As praias são como os chapéus -há muitas -, mas a verdade é que nem todas nos asssentam à medida. Catorze anos depois de ter aterrado pela primeira vez em Santa Cruz já não passo sem uma visita regular ao litoral oeste. E há outras coisas que já não dispenso: as fantásticas tostas de galinha do bar da Praia Azul, o Arroz de Marisco do Restaurante do Humberto, os grelhados do Barracão, um gelado no italiano Andrea nos dias mais confortáveis de verão, um cafézinho com vista para o mar na esplanada do Marés Vivas, um Irish Coffee no Bar do Manel nas noites mais agrestes, o típico Carnaval de Verão e o resto...tudo o resto.


Não há muitos locais - neste pequeno e por agora deprimido país - onde em poucas horas se assiste ao passar das quatro estações. E nem sempre aparecem com a ordem natural. Podemos começar o dia num inverno rigoroso e ter uma tarde solarenga, sem muito calor, com laivos suaves de um verão que nunca é constante. Nunca foi. Santa Cruz é terra de gente simples e tranquila, mas de clima temperamental e incerto. Quem gosta não falta, quem não aprecia evita o mais possível, e não entende o gosto por um local onde o sol e as nuvens nunca parecem entender-se o tempo suficiente para dar nome a uma estação.
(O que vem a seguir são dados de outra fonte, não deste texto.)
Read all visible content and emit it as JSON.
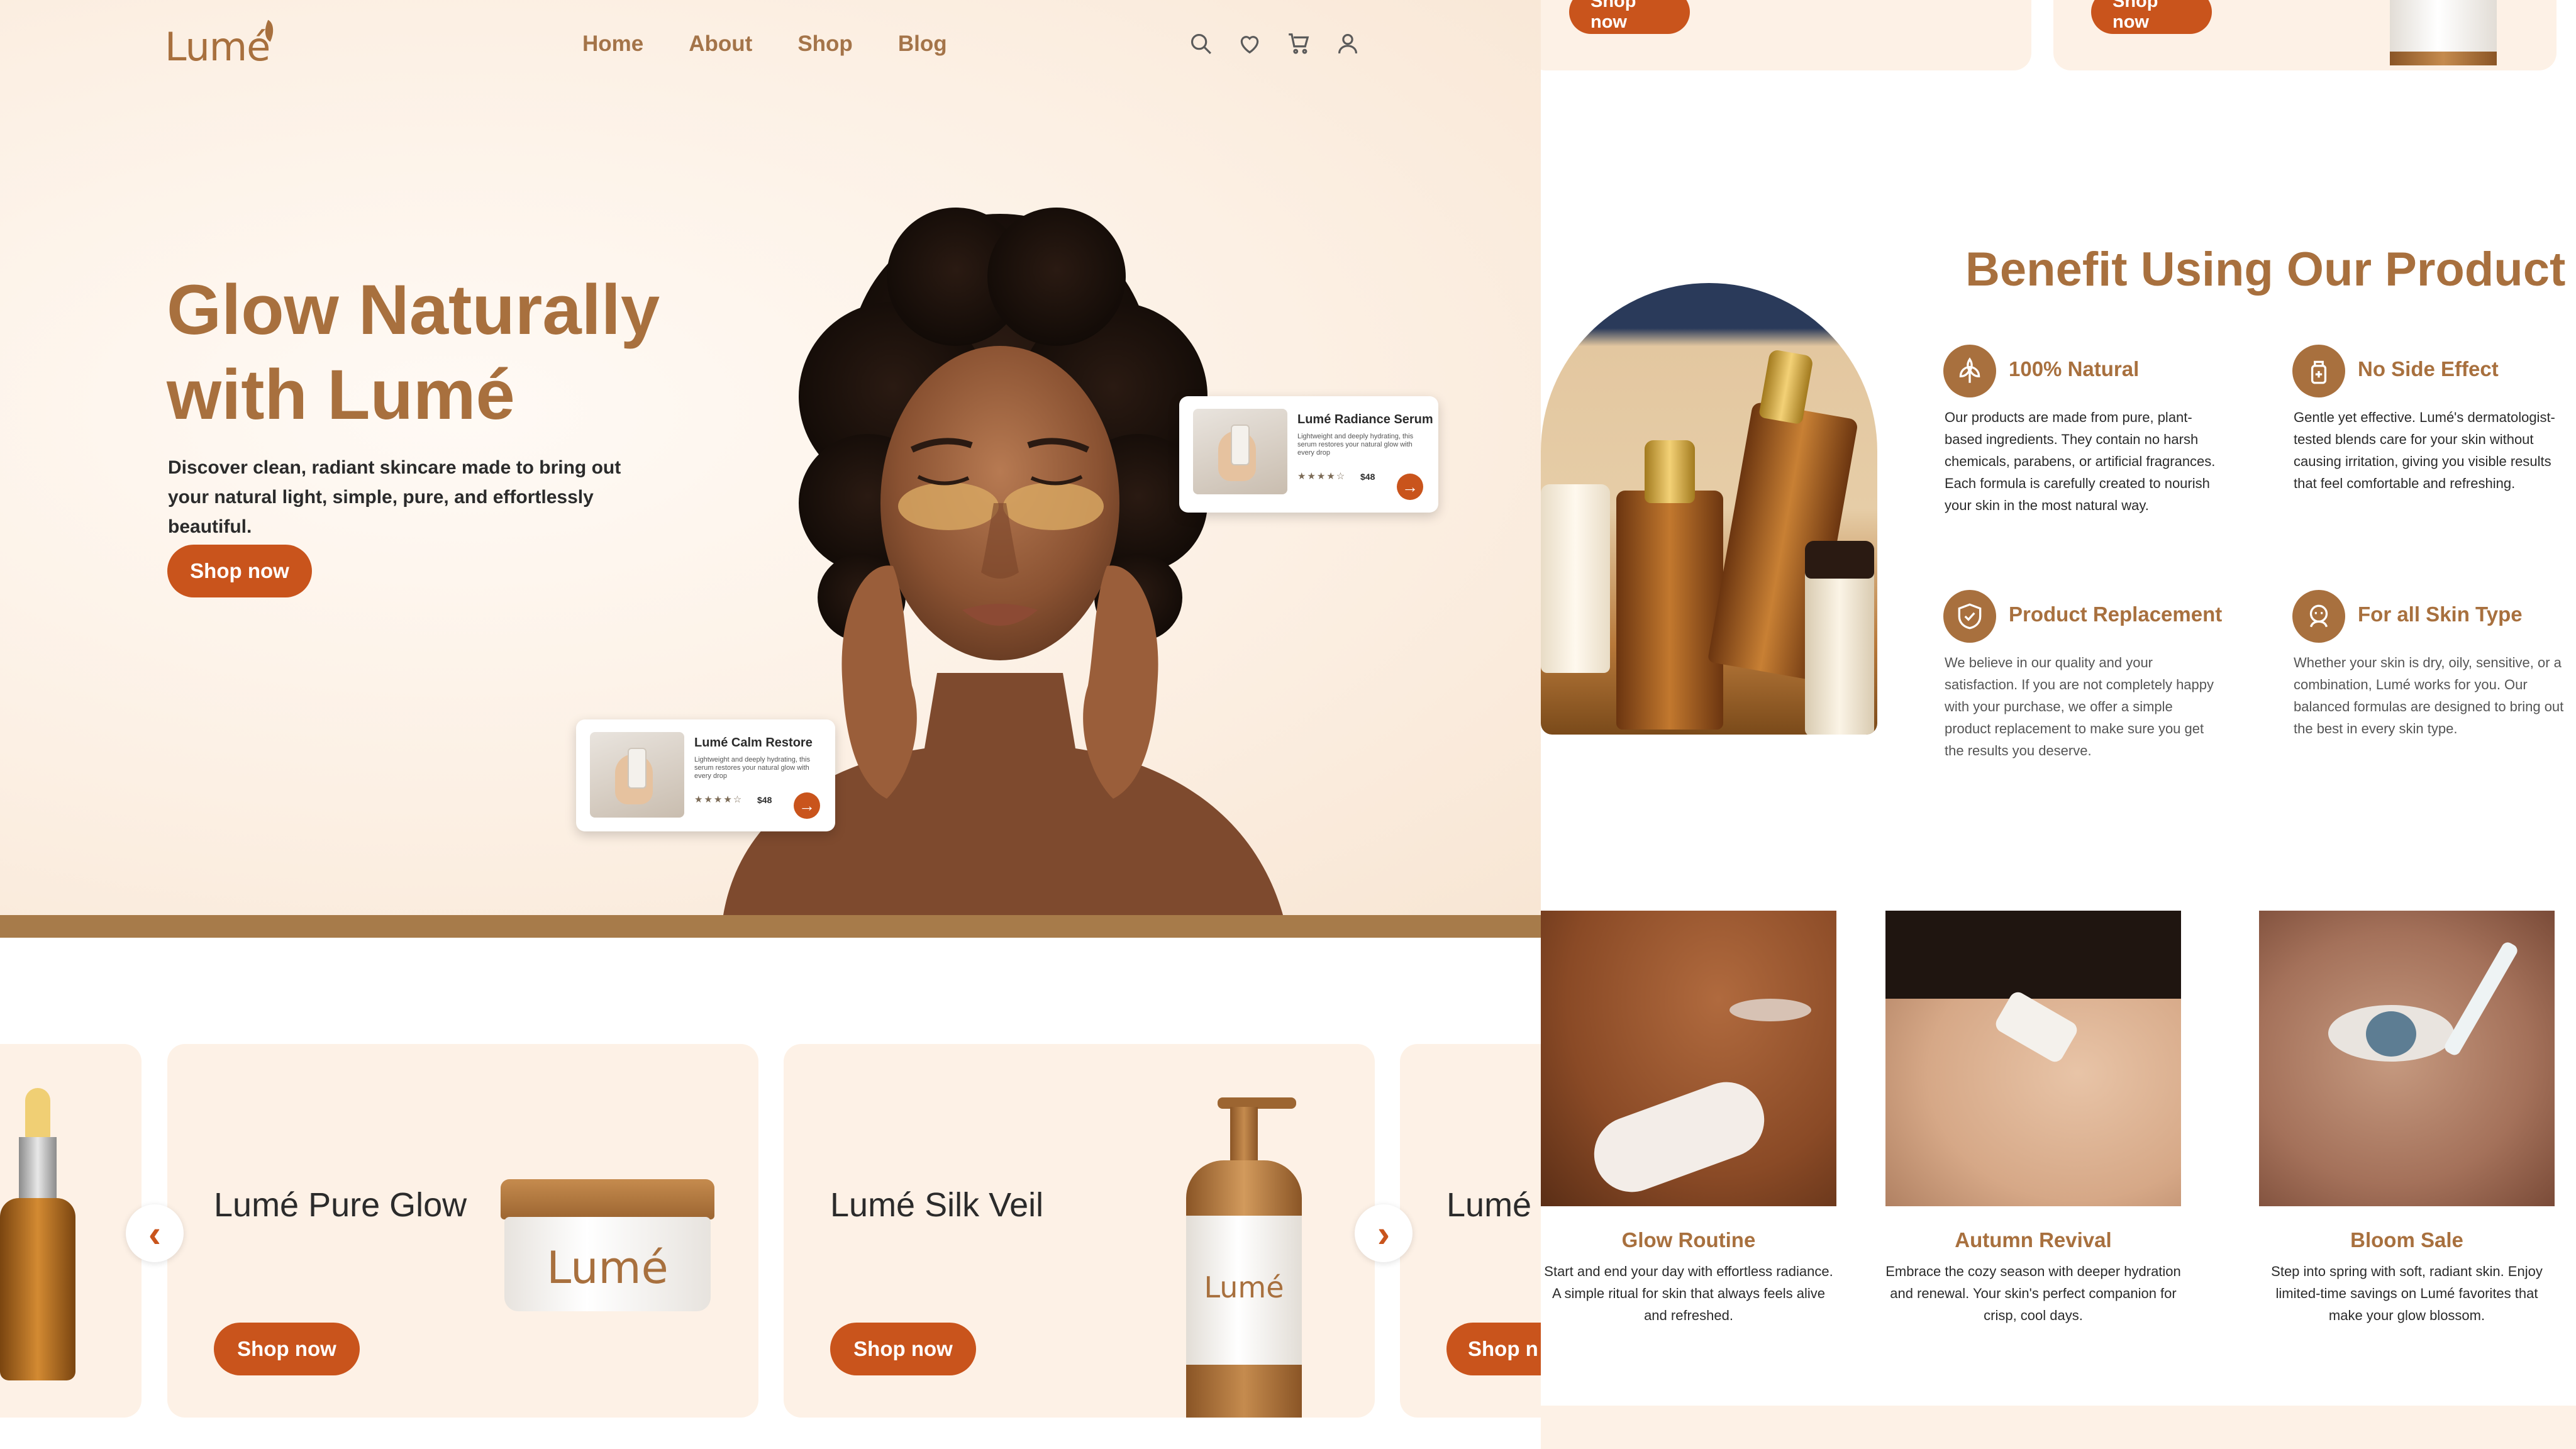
{
  "brand": {
    "logo": "Lumé"
  },
  "nav": {
    "items": [
      "Home",
      "About",
      "Shop",
      "Blog"
    ]
  },
  "nav_icons": [
    "search-icon",
    "heart-icon",
    "cart-icon",
    "user-icon"
  ],
  "hero": {
    "title_line1": "Glow Naturally",
    "title_line2": "with Lumé",
    "description": "Discover clean, radiant skincare made to bring out your natural light, simple, pure, and effortlessly beautiful.",
    "cta": "Shop now"
  },
  "floating_cards": [
    {
      "name": "Lumé Radiance Serum",
      "desc": "Lightweight and deeply hydrating, this serum restores your natural glow with every drop",
      "stars": "★★★★☆",
      "price": "$48"
    },
    {
      "name": "Lumé Calm Restore",
      "desc": "Lightweight and deeply hydrating, this serum restores your natural glow with every drop",
      "stars": "★★★★☆",
      "price": "$48"
    }
  ],
  "products": [
    {
      "name": "Lumé Pure Glow",
      "cta": "Shop now",
      "brand_mark": "Lumé"
    },
    {
      "name": "Lumé Silk Veil",
      "cta": "Shop now",
      "brand_mark": "Lumé"
    },
    {
      "name": "Lumé",
      "cta": "Shop n"
    }
  ],
  "carousel": {
    "prev": "‹",
    "next": "›"
  },
  "top_strip": {
    "cta_1": "Shop now",
    "cta_2": "Shop now"
  },
  "benefits": {
    "title": "Benefit Using Our Product",
    "items": [
      {
        "title": "100% Natural",
        "text": "Our products are made from pure, plant-based ingredients. They contain no harsh chemicals, parabens, or artificial fragrances. Each formula is carefully created to nourish your skin in the most natural way.",
        "icon": "leaf-icon"
      },
      {
        "title": "No Side Effect",
        "text": "Gentle yet effective. Lumé's dermatologist-tested blends care for your skin without causing irritation, giving you visible results that feel comfortable and refreshing.",
        "icon": "bottle-icon"
      },
      {
        "title": "Product Replacement",
        "text": "We believe in our quality and your satisfaction. If you are not completely happy with your purchase, we offer a simple product replacement to make sure you get the results you deserve.",
        "icon": "shield-icon"
      },
      {
        "title": "For all Skin Type",
        "text": "Whether your skin is dry, oily, sensitive, or a combination, Lumé works for you. Our balanced formulas are designed to bring out the best in every skin type.",
        "icon": "face-icon"
      }
    ]
  },
  "promos": [
    {
      "title": "Glow Routine",
      "text": "Start and end your day with effortless radiance. A simple ritual for skin that always feels alive and refreshed."
    },
    {
      "title": "Autumn Revival",
      "text": "Embrace the cozy season with deeper hydration and renewal. Your skin's perfect companion for crisp, cool days."
    },
    {
      "title": "Bloom Sale",
      "text": "Step into spring with soft, radiant skin. Enjoy limited-time savings on Lumé favorites that make your glow blossom."
    }
  ],
  "colors": {
    "brand": "#a8703e",
    "accent": "#c9541c",
    "cream": "#fdf1e6",
    "band": "#a77b4a"
  }
}
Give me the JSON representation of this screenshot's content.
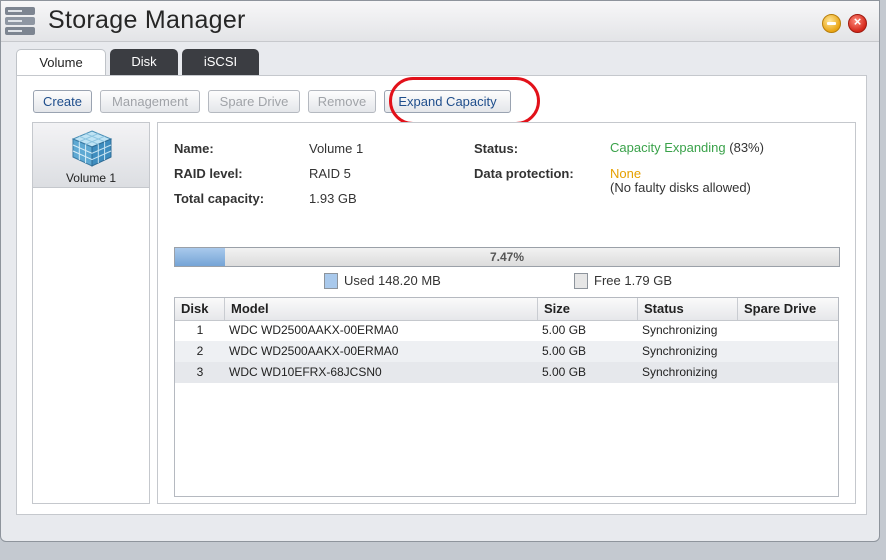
{
  "window": {
    "title": "Storage Manager"
  },
  "tabs": [
    {
      "label": "Volume",
      "active": true
    },
    {
      "label": "Disk",
      "active": false
    },
    {
      "label": "iSCSI",
      "active": false
    }
  ],
  "toolbar": {
    "create": "Create",
    "management": "Management",
    "spare_drive": "Spare Drive",
    "remove": "Remove",
    "expand_capacity": "Expand Capacity"
  },
  "volumes": [
    {
      "label": "Volume 1",
      "icon": "cube-icon"
    }
  ],
  "details": {
    "name_label": "Name:",
    "name_value": "Volume 1",
    "raid_label": "RAID level:",
    "raid_value": "RAID 5",
    "capacity_label": "Total capacity:",
    "capacity_value": "1.93 GB",
    "status_label": "Status:",
    "status_value": "Capacity Expanding",
    "status_percent": "(83%)",
    "protection_label": "Data protection:",
    "protection_value": "None",
    "protection_note": "(No faulty disks allowed)"
  },
  "usage": {
    "percent_text": "7.47%",
    "fraction": 0.0747,
    "used_label": "Used 148.20 MB",
    "free_label": "Free 1.79 GB",
    "used_color": "#a9c9ec",
    "free_color": "#e6e6e6"
  },
  "table": {
    "headers": [
      "Disk",
      "Model",
      "Size",
      "Status",
      "Spare Drive"
    ],
    "rows": [
      [
        "1",
        "WDC WD2500AAKX-00ERMA0",
        "5.00 GB",
        "Synchronizing",
        ""
      ],
      [
        "2",
        "WDC WD2500AAKX-00ERMA0",
        "5.00 GB",
        "Synchronizing",
        ""
      ],
      [
        "3",
        "WDC WD10EFRX-68JCSN0",
        "5.00 GB",
        "Synchronizing",
        ""
      ]
    ]
  },
  "colors": {
    "accent": "#1f4e8c",
    "status_green": "#3aa24a",
    "warning_orange": "#e6a000",
    "highlight_red": "#e2111a"
  }
}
Mas há coisas de que não se gosta logo, não nos apaixonam no primeiro olhar, que nos vão cativando à medida que os dias passam e que se tornam insuportáveis na ausência. E Santa Cruz, elegante e sensual, pode não nos levar à certa logo no primeiro dia, mas vicia à medida que vamos coleccionando horas de prazer, junto ao mar, com rituais que são como a Coca-Cola - primeiro estranham-se, depois entranham-se.

Em Santa Cruz há dias que parecem noites, e noites tão amenas de fazer inveja a esses dias, mas também há marés calmas e dias com um sol radioso. Esses acabam depressa como qualquer uma das coisas boas que saboreamos na vida. É o mal das coisas saborosas, vão-se embora quando nos fazem falta e nunca chegam para nos adoçar os piores momentos, azedam ainda mais as ausências- são as saudades.



Praia de Santa Cruz
Região de Turismo do Oeste


É nos dias claros que me sabe melhor fazer a "Rota Saloia" que termina no centro da Vila. Um dia ideal pode começar no Restaurante do Humberto. Não se chama assim mas ele merece a deferência - o Restaurante chama-se Praia Azul. É gente boa, só as derrotas do Benfica é que lhe roubam o sorriso mas nunca lhe estragam a simpatia. Como é que apenas hora e meia mal digerida pode dar origem a tantos dias de azia? Ele lá sabe. O Arroz de Marisco é divinal, mas o Alfaquique com Açorda também não lhe fica atrás.É uma questão de gosto, o Arroz mais encorpado no gosto, o Alfaquique mais suave no travo. Nenhum dos exemplos se recomenda a uma dieta sem reparos.

O café pode ser no Marés Vivas. Não é nenhum exemplo de decoração nem há esmero no serviço, mas a vista compensa o que falta. Há uma varanda sobre o mar que se agita com os nervos em franja e os surfistas na garupa. Lá andam, teimosos. Só os melhores arriscam nos dias piores, como massa na sopa - como diz a célebre Mafalda do Quino-, cheios de gana e genica, enganados pelos remoínhos traiçoeiros e pelas ondas que se agigantam. Mas não desarmam. Nem nós. Estatelados nas cadeiras aproveitamos o sol, que vale ouro pela raridade naquelas paragens, e sabemos que a Berlenga à vista é sempre chuva na certa. É o que dizem os velhos, e eles, os lobos de um mar selvagem e pouco dado a carícias, nunca falham. É próprio dos velhos, quase nunca erram, nós é que raramente os ouvimos. Não fosse assim e havia menos desgostos. Os velhos falam e nós, surdos descuidados e imprudentes, amaldiçoamos a sorte- e às vezes sorte é apenas saber ouvir. O silêncio de um olhar ou o murmúrio suave de uma palavra experiente.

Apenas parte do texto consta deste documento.